Chinese Ping Pong legend Liu Guoliang has been a leading force behind the newly created China-U.S. mixed double teams, which premiered at the 2021 World Table Tennis Championship in Houston, Texas this week.
Liu, who has been elected as International Table Tennis Federation (ITTF) Vice Chairman, said the idea of having Chinese and American players join in a mix doubles match was first floated by CGTN America’s head Jiang Heping, on the premise that there is new progress in China-U.S. relations following the virtual summit between Chinese President Xi Jinping and U.S. President Joe Biden earlier this month.
Liu said he wanted to send a message to the world from the table tennis arena that there should be progress on people-to-people relations between the two giants. There were just around 10 or 20 minutes before the official drawing, but the International Table Tennis Federation supported his idea, Liu said.

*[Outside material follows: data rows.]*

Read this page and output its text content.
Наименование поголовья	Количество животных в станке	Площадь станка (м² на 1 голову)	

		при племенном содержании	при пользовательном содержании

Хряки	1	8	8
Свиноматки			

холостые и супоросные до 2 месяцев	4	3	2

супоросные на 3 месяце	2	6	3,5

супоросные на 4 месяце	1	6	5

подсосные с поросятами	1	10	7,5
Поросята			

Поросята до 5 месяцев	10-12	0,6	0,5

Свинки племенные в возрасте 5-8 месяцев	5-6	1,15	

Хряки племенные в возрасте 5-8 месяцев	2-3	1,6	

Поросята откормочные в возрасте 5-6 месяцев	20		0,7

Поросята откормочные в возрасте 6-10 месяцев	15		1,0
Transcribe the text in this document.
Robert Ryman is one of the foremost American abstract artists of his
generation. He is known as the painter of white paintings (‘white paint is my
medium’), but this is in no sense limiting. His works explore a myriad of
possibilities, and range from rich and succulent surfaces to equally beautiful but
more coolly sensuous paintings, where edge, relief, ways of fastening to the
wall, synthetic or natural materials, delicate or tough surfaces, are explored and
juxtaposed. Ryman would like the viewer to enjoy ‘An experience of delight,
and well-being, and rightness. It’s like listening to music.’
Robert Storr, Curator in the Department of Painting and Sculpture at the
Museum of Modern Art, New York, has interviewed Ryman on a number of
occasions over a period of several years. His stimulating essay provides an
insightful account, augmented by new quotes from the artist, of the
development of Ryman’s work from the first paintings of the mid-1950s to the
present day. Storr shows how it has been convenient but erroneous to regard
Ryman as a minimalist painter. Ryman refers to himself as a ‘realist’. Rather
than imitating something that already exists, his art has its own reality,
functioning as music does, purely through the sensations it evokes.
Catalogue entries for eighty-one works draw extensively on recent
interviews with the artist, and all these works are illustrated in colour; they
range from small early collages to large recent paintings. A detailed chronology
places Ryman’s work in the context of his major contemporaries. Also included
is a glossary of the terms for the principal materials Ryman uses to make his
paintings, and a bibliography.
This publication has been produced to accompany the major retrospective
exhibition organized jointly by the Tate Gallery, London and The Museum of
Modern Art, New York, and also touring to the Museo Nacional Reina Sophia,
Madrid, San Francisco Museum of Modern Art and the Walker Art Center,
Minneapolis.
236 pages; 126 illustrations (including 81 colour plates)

“Everyone should take pride from this action on this historic time and these two newly joined teams could be remembered in decades to come, like they remembered the Chinese and American players accidental exchange which paved the way to normalize China-U.S. relations in 1971 during the Cold War,” Liu told CGTN in the exclusive interview.
Liu said the Chinese table tennis delegation has received warm hospitality from United Airlines when they flew to Houston, Texas to play in the World Table Tennis Championship. He said that flight attendants made several announcements during the flight that there is a “legendary Ping Pong team from China” on board and provided all the Chinese players free wifi in the sky.
Liu, who is also China’s Table Tennis Association President, said the goal of commemorating the 50th anniversary of Ping Pong diplomacy is to draw on new opportunities for China-U.S. relations from the old story of an accidental exchange between a Chinese and an American player in 1971.
“NBA players are widely loved in China, and I hope the successful Ping Pong players from China can also be known more by Americans,” Liu said.
Liu told CGTN that part of his new agenda is to promote Ping Pong around the world.
Liu also said he will promote Ping Pong in the U.S. market by pushing to host more Ping Pong events in the U.S. “I have seen the passion from Americans on Ping Pong and I hope that more Americans and Chinese share sports and enthusiasm.”
Liu said he believes the biggest challenge the Chinese Ping Pong players are facing is not their global competitors but COVID-19. “We are trying our best to protect our players from the pandemic, no matter if it’s Tokyo Olympics or Houston World Table Tennis Championship,” Liu said.
“We don’t pay that much attention to lot drawing, but we keep an eye on the real performance in the match,” Liu said while commenting on the “disadvantaged results” for China in the drawing on World Table Tennis Championship.
“The pandemic is the biggest challenge in promoting Ping Pong outside China these days.” Liu said. Many events have been canceled or restricted due to safety concerns, says Liu, but he said he believes the pandemic will eventually be defeated.
Liu said he is committed to educating people around the world about Chinese Table Tennis and their players, growing from from its massive fanbase in China.
Over 220 million viewers watched Ping Pong in the Olympic Games on China Central Television, and over 100 trending topics emerged over just one Ping Pong champion, Ma Long.